So wrote Rosamund Lehmann in her autobiography, The Swan in the Evening, from which you can read an extract here.
Dusty Answer is an astonishing first novel. Lehmann wrote it in 1927, when she was in her early twenties, unhappily married and uncertain what to do with her life. The young heroine, Judith Earle, is similarly uncertain. The novel follows her from her childhood, when, in her pleasant, cultured, middle-class home by a river, she is entranced by the rather older children who sometimes stay next door with their grandmother: "stupid, funny, serious Martin", beautiful Charlie, sarcastic, clever Julian, attractive, mercurial Roddy, and Mariella, the only girl, "remote and unruffled, coolly friendly". After the first world war, Judith, now a young adult, meets them again, by which time Charlie has been killed in the war, first having married Mariella, who is now bringing up their baby son Peter. The story now follows Judith through her three years as an undergraduate at Cambridge, where she becomes involved in an intense relationship with the beautiful, wild Jennifer Baird. Flung into despair at the ending of that relationship, when Jennifer abandons her for the unsympathetic, domineering lesbian Geraldine Manners, Judith becomes involved, one after another, with all three of the surviving young men. All three involvements end badly. After an idyllic night with Roddy, she writes to him expressing her undying love, only to find he had seen their night together as a passing diversion. Devastated, and unable to forget Roddy, she agrees to marry Martin, but realises in time that she cannot go through with it, and breaks the engagement. Julian, who has always been in love with her, now proposes that she should become his mistress, but though she initially agrees, this relationship too ends when it is revealed that Martin has been drowned at sea. Judith is left alone at the end, "a person whose whole past had made one great circle, completed now and ready to be discarded. Soon she must begin to think: What next? But not quite yet".

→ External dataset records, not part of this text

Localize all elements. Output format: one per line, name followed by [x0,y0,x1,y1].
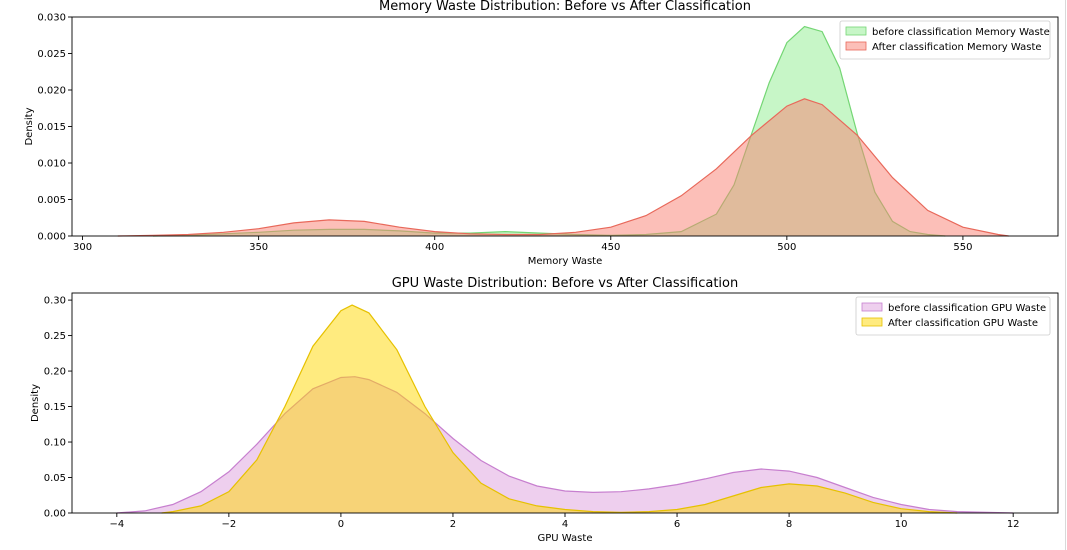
series-area-1 [117,98,1009,236]
y-tick-label: 0.020 [37,86,66,97]
legend-swatch [845,26,867,36]
y-tick-label: 0.005 [37,195,66,206]
y-tick-label: 0.10 [44,438,66,449]
y-tick-label: 0.25 [44,331,66,342]
y-tick-label: 0.20 [44,367,66,378]
x-tick-label: 12 [1007,519,1020,530]
series-line-1 [117,98,1009,237]
x-tick-label: 450 [601,242,620,253]
y-axis-label: Density [24,107,35,145]
x-tick-label: 8 [786,519,792,530]
series-area-1 [161,305,958,513]
legend-label: before classification GPU Waste [888,303,1046,314]
x-axis-label: Memory Waste [528,256,603,267]
legend-swatch [861,302,883,312]
y-tick-label: 0.00 [44,509,66,520]
legend-box [855,296,1051,336]
legend-box [839,20,1051,60]
x-tick-label: 500 [777,242,796,253]
series-line-0 [116,376,1014,514]
y-tick-label: 0.030 [37,13,66,24]
legend: before classification Memory Waste After … [839,20,1051,60]
y-tick-label: 0.000 [37,232,66,243]
x-tick-label: 300 [73,242,92,253]
x-axis-label: GPU Waste [538,533,593,544]
y-tick-label: 0.15 [44,402,66,413]
legend-swatch [845,41,867,51]
chart-title: Memory Waste Distribution: Before vs Aft… [379,0,751,14]
legend-label: After classification Memory Waste [872,42,1042,53]
chart-1: −4 −2 0 2 4 6 8 10 12 0.00 0.05 0.10 0.15 0.20 0.25 0.3… [30,276,1059,544]
series-line-1 [161,304,958,514]
y-tick-label: 0.025 [37,49,66,60]
legend-swatch [861,317,883,327]
legend: before classification GPU Waste After cla… [855,296,1051,336]
x-tick-label: 550 [953,242,972,253]
window-edge [1065,0,1066,550]
x-tick-label: −4 [109,519,124,530]
y-tick-label: 0.30 [44,296,66,307]
x-tick-label: 4 [562,519,568,530]
legend-label: After classification GPU Waste [888,318,1038,329]
y-tick-label: 0.05 [44,473,66,484]
x-tick-label: 350 [249,242,268,253]
x-tick-label: 6 [674,519,680,530]
x-tick-label: 0 [338,519,344,530]
y-tick-label: 0.010 [37,159,66,170]
chart-0: 300 350 400 450 500 550 0.000 0.005 0.010 0.015 0.… [24,0,1059,267]
legend-label: before classification Memory Waste [872,27,1050,38]
x-tick-label: 10 [895,519,908,530]
y-tick-label: 0.015 [37,122,66,133]
x-tick-label: 2 [450,519,456,530]
x-tick-label: 400 [425,242,444,253]
y-axis-label: Density [30,384,41,422]
chart-title: GPU Waste Distribution: Before vs After … [392,276,739,291]
x-tick-label: −2 [221,519,236,530]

All this may sound very intense and breathless, and in truth it is. But it is so astonishingly perceptive, so acute in its observation of people, and their feelings, and the way they relate to each other. And Lehmann writes so superbly: her descriptions of the natural world are wonderful. Here's just one taster to finish with:
"It was autumn, and soon the lawn had a chill smoke-blue mist on it. All the blurred heavy garden was as still as glass, bowed down, folded up into itself, deaf, dumb and blind with secrets. Under the mist the silky river lay flat and flawless, wanly shining. All the colours of sky and earth were thin ghosts of themselves: and on the air were the troubling bitter-sweet odours of decay".